The investigators on the case of JonBenét Ramsey have struggled for 20 years to figure out not just how the 6-year-old died, but who killed her. With so few clues, the ones that do exist have been closely reexamined in CBS' special, The Case Of: JonBenét Ramsey. One item of interest in episode one of the special is a flashlight. But what happened to the Ramseys' alleged flashlight? Investigators say it was never claimed.
For a while investigators thought that it possibly had come into the Ramsey's house with a police or crime scene investigator, but those at the scene said it had been on the kitchen counter when they arrived. Still, no one ever claimed it. Since it had been found in the house, it was taken into evidence.

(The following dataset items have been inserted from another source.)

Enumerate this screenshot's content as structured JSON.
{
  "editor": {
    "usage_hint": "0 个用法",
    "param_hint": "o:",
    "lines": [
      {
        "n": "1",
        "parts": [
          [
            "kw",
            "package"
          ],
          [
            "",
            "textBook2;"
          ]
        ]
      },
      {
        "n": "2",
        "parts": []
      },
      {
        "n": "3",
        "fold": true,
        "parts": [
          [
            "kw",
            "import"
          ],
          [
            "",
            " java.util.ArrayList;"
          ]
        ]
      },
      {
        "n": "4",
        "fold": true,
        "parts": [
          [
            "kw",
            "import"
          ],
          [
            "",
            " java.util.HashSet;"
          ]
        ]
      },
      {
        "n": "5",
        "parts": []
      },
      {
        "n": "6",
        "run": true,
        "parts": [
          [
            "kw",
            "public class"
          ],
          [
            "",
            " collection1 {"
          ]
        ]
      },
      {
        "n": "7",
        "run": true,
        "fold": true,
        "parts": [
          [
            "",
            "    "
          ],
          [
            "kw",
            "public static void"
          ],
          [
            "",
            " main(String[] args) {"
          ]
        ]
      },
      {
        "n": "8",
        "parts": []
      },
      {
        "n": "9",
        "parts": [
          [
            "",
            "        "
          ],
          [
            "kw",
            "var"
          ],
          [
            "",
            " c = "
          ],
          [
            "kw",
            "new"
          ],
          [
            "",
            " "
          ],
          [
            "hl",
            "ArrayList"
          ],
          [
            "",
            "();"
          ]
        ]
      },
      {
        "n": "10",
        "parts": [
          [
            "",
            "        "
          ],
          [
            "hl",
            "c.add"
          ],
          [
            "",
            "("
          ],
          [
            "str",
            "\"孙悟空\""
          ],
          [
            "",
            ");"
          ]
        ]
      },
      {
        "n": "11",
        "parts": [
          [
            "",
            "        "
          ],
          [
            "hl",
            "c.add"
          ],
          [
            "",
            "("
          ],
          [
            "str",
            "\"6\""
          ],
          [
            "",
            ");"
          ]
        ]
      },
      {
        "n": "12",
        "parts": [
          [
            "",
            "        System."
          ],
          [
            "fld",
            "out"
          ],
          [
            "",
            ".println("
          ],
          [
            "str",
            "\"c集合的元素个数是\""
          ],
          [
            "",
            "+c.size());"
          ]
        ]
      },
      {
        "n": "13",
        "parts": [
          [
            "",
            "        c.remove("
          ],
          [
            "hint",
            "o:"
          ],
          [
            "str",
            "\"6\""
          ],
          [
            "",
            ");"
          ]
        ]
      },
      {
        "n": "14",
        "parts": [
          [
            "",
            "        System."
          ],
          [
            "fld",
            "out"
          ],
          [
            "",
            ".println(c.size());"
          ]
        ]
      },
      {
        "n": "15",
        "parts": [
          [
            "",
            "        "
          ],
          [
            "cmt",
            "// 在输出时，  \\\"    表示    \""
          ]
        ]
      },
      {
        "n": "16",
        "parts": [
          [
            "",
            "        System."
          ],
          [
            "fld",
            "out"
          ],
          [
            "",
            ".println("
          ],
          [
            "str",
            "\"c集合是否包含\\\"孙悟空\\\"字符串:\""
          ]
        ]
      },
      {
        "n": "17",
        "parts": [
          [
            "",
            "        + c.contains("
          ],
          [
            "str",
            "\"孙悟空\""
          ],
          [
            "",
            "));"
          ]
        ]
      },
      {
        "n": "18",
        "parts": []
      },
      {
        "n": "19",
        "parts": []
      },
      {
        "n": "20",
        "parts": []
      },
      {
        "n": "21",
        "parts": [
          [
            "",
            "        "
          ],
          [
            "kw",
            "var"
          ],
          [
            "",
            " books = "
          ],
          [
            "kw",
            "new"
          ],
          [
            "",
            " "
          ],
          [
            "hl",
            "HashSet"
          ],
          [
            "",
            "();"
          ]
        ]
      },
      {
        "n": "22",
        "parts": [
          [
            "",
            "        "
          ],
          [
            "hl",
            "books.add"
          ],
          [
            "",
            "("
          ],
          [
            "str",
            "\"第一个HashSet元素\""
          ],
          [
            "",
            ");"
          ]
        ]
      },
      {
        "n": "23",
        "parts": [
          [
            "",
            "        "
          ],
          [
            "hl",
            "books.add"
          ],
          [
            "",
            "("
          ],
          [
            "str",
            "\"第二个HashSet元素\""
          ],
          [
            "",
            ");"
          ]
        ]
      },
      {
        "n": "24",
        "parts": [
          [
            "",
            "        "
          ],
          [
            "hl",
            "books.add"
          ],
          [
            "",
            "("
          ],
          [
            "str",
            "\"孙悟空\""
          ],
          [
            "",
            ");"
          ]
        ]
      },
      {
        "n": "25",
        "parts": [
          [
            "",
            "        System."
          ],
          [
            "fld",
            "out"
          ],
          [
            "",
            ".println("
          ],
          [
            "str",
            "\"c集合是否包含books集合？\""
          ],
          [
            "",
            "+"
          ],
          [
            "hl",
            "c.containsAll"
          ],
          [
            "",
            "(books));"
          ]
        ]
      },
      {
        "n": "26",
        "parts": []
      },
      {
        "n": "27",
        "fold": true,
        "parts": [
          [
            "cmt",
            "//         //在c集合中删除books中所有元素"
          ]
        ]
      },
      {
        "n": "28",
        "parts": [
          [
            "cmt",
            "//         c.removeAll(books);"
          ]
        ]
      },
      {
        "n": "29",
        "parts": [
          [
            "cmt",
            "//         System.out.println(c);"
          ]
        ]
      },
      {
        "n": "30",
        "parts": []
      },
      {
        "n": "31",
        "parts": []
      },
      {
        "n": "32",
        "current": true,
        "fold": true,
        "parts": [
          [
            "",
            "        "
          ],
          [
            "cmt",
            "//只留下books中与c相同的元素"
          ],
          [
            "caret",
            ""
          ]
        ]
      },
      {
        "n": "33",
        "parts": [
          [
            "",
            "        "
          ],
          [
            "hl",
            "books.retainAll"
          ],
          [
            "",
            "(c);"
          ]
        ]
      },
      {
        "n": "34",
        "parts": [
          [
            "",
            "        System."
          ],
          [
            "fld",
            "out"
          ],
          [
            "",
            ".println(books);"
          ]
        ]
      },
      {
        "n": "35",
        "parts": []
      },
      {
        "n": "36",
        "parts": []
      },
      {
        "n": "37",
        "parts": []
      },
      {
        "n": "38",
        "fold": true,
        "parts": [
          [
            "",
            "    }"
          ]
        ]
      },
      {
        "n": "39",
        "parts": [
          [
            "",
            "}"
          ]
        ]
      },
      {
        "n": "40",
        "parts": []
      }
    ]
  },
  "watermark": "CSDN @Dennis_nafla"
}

The autopsy revealed that JonBenét had extensive injuries to her skull and brain, which came as the result of blunt force with a heavy object. The flashlight at the Ramsey house was durable, with there large batteries in the base and investigators believe could have been used to strike the 6-year-old girl.
Investigators on the CBS special used a skull model that was approximately the same size as that of a 6-year-old girl, covered with pig skin to simulate the covering of the skull, and a synthetic blonde wig. Then, they asked a 10-year-old boy they brought into the studio to strike the skull model with the flashlight.
JonBenét's brother Burke was the only other person in the house, besides John and Patsy Ramsey, the night JonBenét was killed. Although he has never been linked to the crime, investigators have still tested theories concerning circumstances where he could have potentially been involved. That's why they asked the young boy to be part of their simulation on the show. In a statement to Romper, Burke Ramsey's lawyer, L. Lin Wood, offered the following response to any and all accusations concerning Burke Ramsey:
In May of 1999, the Boulder District Attorney and the Boulder Police Department publicly confirmed that Burke Ramsey was not a suspect or even a possible suspect. Any statement conveying that this young man was involved in the brutal murder of his sister - his life's best friend - is unquestionable false and defamatory. Conveying this false accusation for TV ratings is unconscionable and will result in litigation in the future as it has in the past. There is no legitimate journalistic or First Amendment value in broadcasting false accusations against Burke.
The investigators' experiment showed that the flashlight could have caused the an injury to the skull similar to one that JonBenét experienced. So what does this mean? Given how complex and convoluted much of the rest of the case was, perhaps everything — or perhaps nothing at all.